JOSH Law has admitted York City’s players must accept stick from the Bootham Crescent faithful if they are not meeting the required standards.

The Minstermen remain the lowest-ranked professional club in English football, as they sit 17th in National League North ahead of this weekend’s home clash against third-bottom Ashton United.

City were booed off on Tuesday night by sections of the hosts crowd after surrendering a 1-0 lead to lose 2-1 against a Hereford side, who went into the match with the division’s second-worst away record but subsequently leapfrogged their opponents in the league table.

Law conceded that he understood such sentiments and appreciates that nothing short of victory will be deemed acceptable again when Ashton arrive in North Yorkshire.

“We’re a big, full-time club, who shouldn’t be where we are, so we need to be grown men and, when we rightly get a bit of stick, we have to take it, because we just need to get these games won to climb up the table,” the 29-year-old utility man reasoned.

Law went on to suggest that the Hereford loss was symptomatic of a campaign in which too many chances have gone begging and second-half collapses have been commonplace, declaring that both frailties need addressing.

“Everyone was massively down (after Tuesday’s game) because, at 1-0, we looked really comfy for an hour – probably more so than we have done all season,” Law said. “But, then, it was the story of our season really in that we didn’t kill the game off and then capitulated a little bit.

“When that second and third opportunity doesn’t go in, you know the opposition might get half a chance but, if they equalise, we’ve just got to pick ourselves up again.

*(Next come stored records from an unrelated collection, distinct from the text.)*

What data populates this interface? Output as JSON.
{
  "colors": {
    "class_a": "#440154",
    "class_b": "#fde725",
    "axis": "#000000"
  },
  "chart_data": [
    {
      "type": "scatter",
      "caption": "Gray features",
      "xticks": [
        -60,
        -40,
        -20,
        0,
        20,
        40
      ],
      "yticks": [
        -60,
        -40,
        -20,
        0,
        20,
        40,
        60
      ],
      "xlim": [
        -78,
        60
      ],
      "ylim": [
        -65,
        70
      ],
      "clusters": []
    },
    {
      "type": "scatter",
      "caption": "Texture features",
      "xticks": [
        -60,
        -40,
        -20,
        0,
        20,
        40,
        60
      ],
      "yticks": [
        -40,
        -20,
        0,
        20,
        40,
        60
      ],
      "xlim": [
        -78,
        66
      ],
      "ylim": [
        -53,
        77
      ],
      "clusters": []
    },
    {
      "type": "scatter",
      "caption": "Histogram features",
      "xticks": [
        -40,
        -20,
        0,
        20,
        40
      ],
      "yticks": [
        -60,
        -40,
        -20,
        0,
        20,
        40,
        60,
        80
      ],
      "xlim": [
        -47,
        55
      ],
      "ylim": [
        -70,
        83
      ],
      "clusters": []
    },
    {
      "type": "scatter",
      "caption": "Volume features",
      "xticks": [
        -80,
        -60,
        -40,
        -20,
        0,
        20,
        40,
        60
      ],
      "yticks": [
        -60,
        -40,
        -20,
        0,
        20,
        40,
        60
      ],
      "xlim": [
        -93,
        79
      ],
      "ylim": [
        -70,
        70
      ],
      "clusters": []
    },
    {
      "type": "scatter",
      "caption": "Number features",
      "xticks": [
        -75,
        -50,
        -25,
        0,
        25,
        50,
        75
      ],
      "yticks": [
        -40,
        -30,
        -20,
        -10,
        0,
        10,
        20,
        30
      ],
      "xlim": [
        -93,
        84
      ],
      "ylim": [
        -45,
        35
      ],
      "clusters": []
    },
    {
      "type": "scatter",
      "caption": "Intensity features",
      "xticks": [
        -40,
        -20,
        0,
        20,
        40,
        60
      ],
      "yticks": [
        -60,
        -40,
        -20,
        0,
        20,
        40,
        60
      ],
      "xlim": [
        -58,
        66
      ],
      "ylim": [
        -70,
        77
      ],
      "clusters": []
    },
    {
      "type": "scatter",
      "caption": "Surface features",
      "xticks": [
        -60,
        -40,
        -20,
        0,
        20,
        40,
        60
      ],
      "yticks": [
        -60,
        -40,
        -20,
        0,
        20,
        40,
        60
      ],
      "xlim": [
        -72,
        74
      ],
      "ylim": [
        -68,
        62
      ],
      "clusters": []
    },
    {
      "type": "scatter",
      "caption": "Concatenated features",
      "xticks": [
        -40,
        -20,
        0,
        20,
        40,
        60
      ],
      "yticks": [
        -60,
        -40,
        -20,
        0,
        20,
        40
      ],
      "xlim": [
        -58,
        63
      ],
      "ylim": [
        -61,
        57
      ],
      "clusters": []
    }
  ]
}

It felt like ‘here we go again’ and, while we are all sick of hearing it, we have got to dust ourselves down before the next game.”

Law has now started three of Steve Watson’s four matches at the Minstermen helm and is an immediate admirer of the former Gateshead chief’s upfront personality, adding: “He’s got over what he wants from the team and he’s honest.

“He’ll tell you as it is if you go and see him and there’s nothing behind your back.”

Law has kicked off the last two matches as an anchoring midfielder in Watson’s favoured 3-5-2 formation, before injuries to Hamza Bencherif and Dan Parslow have seen him drop into a central-defensive role – a duty he is prepared to carry out from the start if required.

“I’ve played there a few times in the past and feel comfortable there,” he reasoned. “It’s a new system that the gaffer would have ideally liked to work on a bit more but, if we don’t change it against Ashton, it’s a good one if we can get it going.”